Das ließ allerdings ihr Stolz nicht zu. Außerdem hätte sie damit alles nur noch schlimmer gemacht. Sie versuchte, sich zu beruhigen. Sie war doch bis jetzt immer selbstbewusst genug gewesen, um sich ihres Mannes sicher zu sein. War vielleicht doch diese verdammte Josefa Machherndl und nicht diese Kokotte an ihrer Gemütslage schuld?
Bei der Zubereitung des Menüs konnte sie sich überhaupt nicht konzentrieren. Sie war so zerstreut, dass sie sich sogar vom Koch die Frage gefallen lassen musste, ob sie heute zum ersten Mal in einer Küche stehen würde. Zwar mit einem Augenzwinkern vorgetragen. Aber bei jemandem, dessen oberstes Ziel es doch war, nur ja keinen Kursteilnehmer zu verärgern, war das doch eine sehr deutliche Ansage. Den heutigen Tag musste sie jedenfalls abschreiben.
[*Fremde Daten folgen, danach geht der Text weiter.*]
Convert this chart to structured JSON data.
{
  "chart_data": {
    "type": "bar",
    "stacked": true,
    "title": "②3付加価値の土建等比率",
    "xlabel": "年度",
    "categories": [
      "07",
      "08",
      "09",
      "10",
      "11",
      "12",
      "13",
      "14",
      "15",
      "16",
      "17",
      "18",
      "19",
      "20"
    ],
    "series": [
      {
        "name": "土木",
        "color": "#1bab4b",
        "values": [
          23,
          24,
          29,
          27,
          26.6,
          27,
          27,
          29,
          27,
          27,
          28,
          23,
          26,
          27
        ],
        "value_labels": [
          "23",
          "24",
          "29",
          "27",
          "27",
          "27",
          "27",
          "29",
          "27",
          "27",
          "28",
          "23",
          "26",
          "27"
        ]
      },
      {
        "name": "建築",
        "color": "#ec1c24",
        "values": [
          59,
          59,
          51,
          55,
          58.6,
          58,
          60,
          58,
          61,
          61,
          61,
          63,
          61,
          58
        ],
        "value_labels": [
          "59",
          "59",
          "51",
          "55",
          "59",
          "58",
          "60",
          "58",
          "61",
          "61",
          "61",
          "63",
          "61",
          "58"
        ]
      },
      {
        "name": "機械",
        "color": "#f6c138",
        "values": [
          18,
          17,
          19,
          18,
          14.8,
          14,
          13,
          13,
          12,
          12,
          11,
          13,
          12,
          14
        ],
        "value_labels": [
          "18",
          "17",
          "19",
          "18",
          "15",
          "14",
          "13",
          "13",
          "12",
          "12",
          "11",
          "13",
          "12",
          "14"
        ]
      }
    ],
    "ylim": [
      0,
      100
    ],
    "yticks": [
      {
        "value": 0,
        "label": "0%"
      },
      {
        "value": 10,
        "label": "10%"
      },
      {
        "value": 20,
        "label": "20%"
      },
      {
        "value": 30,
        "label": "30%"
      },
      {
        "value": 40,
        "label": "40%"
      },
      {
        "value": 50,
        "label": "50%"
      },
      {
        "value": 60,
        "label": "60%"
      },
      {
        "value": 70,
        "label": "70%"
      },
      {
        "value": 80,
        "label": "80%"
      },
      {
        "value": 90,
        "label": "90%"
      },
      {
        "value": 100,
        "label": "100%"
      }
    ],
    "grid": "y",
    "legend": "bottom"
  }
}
Samstag, 17. April 16 Uhr 05
Die Weinreben des Tausendeimerbergs zeigten erst einen kleinen Anflug von Grün. Dennoch schirmte das knorrig verästelte Gehölz ihn und sein Fernglas gut genug gegen Blicke ab. Im Garten seiner Zielperson war alles ruhig. Er wusste nicht, ob sich Klaus Strasser an der Blütenpracht seiner Marillenbäume erfreute. Wenn ja, dann sollte es heute zum letzten Mal sein.
Wieder dieses Zittern. Würde Klaus Strasser heute laufen gehen oder nicht? Schon seit eineinhalb Stunden beobachtete er das Haus. Jedenfalls war Strasser spät dran. Um drei Uhr war ein Lieferwagen vorgefahren. Mehrere Kisten wurden ausgeladen. Er hätte es trotz seines Fernglases nicht beschwören können. Aber so vorsichtig. wie Fahrer und Beifahrer mit den Kisten umgingen, musste es sich hauptsächlich um Geschirr handeln. Bei den Strassers gab es offensichtlich ein Fest zu feiern.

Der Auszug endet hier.